Four in-depth ways to answer an interview question you don’t know the answer to

11 Mar 2015

We’ve all been in an interview where we’ve been asked a question we simply don’t know the answer to. It is a fact of life that interviewers will create all sorts of topics and ideas to quiz you on and that, one day, they’ll find something you just can’t answer.

Don’t despair though. Remember: you wouldn’t be at the interview if they weren’t interested in you in the first place and, particularly for partner-level positions, a small gap in your knowledge shouldn’t be a deciding factor.

You do, however, need to think carefully about how you respond. Trying to hide the fact that you don’t know could be even worse for you than the fact that you don’t know in the first place. Consider the following approaches, if you find yourself stumped.

 

Full disclosure: I don’t know and this is why I don’t know

Honesty really is the best policy in these situations. If you really don’t know anything about the sort of thing you’re being asked, then it is best to accept that that is the case. There is more you can discuss during your answer, as per the below suggestions, rather than just saying ‘I don’t know’.

Consider first of all explaining why you don’t have any knowledge of the topic, if there’s a tangible reason behind it. If you’ve been asked about corporate law, for example, when your C.V. clearly states that you have worked on family law all of your life, then it is worth drawing the interviewers attention to this.

Rather than ‘I don’t know’, perhaps introduce the fact that it has been a while since you worked on that side of things (‘I think the last time I worked on corporate was back in law school, I’ve been so focused on family since then’) or explain why you were never involved in them (‘we were just so busy in the family department…’).
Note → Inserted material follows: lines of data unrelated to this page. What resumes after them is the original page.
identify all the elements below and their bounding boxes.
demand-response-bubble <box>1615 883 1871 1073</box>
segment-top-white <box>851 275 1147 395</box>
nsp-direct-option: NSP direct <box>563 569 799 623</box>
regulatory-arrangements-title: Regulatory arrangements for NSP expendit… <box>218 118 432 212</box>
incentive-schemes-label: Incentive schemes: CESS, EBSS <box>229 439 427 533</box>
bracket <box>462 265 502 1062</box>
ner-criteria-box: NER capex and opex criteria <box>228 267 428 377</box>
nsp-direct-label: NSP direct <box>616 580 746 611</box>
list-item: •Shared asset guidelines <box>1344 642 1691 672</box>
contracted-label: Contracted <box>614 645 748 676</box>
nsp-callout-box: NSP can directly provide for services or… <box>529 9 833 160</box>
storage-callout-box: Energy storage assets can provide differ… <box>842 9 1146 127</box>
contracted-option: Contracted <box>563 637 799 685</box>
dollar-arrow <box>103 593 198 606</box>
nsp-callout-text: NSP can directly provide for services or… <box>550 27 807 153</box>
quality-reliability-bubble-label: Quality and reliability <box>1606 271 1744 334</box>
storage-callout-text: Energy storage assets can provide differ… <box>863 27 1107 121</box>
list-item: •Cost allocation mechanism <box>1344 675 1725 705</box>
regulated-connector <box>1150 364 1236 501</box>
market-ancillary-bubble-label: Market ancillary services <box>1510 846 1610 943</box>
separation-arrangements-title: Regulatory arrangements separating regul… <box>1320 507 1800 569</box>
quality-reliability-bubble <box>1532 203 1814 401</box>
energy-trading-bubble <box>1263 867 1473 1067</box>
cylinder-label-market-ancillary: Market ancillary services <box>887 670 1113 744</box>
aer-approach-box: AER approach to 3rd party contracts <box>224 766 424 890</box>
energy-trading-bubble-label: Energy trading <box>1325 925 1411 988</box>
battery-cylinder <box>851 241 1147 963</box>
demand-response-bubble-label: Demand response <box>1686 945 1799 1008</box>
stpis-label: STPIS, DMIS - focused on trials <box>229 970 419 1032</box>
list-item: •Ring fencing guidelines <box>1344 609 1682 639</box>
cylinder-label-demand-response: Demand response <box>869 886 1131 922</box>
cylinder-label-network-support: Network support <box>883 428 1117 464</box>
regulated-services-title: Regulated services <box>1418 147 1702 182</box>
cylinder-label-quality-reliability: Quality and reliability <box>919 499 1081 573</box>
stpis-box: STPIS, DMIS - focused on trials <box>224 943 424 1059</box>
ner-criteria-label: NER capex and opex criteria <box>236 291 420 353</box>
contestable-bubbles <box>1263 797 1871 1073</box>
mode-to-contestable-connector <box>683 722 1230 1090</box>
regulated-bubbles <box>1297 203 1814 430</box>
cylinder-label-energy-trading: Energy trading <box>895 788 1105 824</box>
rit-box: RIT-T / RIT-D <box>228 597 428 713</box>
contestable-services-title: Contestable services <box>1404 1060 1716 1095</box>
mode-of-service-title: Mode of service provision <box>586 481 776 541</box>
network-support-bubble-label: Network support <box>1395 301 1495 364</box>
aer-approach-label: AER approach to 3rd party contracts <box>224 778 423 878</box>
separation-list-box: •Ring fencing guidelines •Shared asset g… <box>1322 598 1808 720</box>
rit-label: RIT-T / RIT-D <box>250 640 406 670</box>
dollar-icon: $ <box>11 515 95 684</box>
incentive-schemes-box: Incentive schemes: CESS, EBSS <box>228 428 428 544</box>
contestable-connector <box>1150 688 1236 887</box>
Both of these things may well turn a potential negative into a positive.

 

Discuss how you’d obtain the knowledge you’re lacking

Another way of further developing a narrative around something you can’t answer is to talk about how you would normally solve the question or problem being posed if you came about it in your day-to-day work.

Suggesting that you’d ‘get someone else to handle it’ perhaps isn’t the way to go, but discussing the idea that you would ‘get the team involved, so I could gather the opinion of those with more experience’ can show a great deal of positivity towards overcoming challenges.

If it is something you’re aware is a weak point then perhaps you have an option to bring up the fact that you will be addressing your knowledge gap through further training.

 

Work out what they’re really looking for and give it to them

Though you might not know the answer to the question in a literal sense, some questions are designed by interviewers to assess your knowledge of a general area of interest, or to assess character traits. Looking beyond the question here is key.

Try to assess what the interviewer is really interested in, given the question they have just asked. You might not be able to answer the specifics of it, but are they really asking about an overall topic? Try to reframe the question back to the topic if this is the case. If they’re referencing a case you have limited knowledge of, perhaps you know of one that is similar and will ultimately provide evidence of the same knowledge.

 

‘Can I come back to you on that?’

This is perhaps a final resort, but there is nothing worse than leaving the question on a ‘I don’t know’. If you have to, admit that you don’t know but ask if you can do some research around the topic or question and come back to the interviewer with your answer.

This not only gives you the option of understanding the question to a fuller extent but also allows you to provide a written response in far greater detail than you might have been able to in an interview situation.

Again, it’s not ideal, but it is a good way to show that you’re dedicated and willing to progress your knowledge.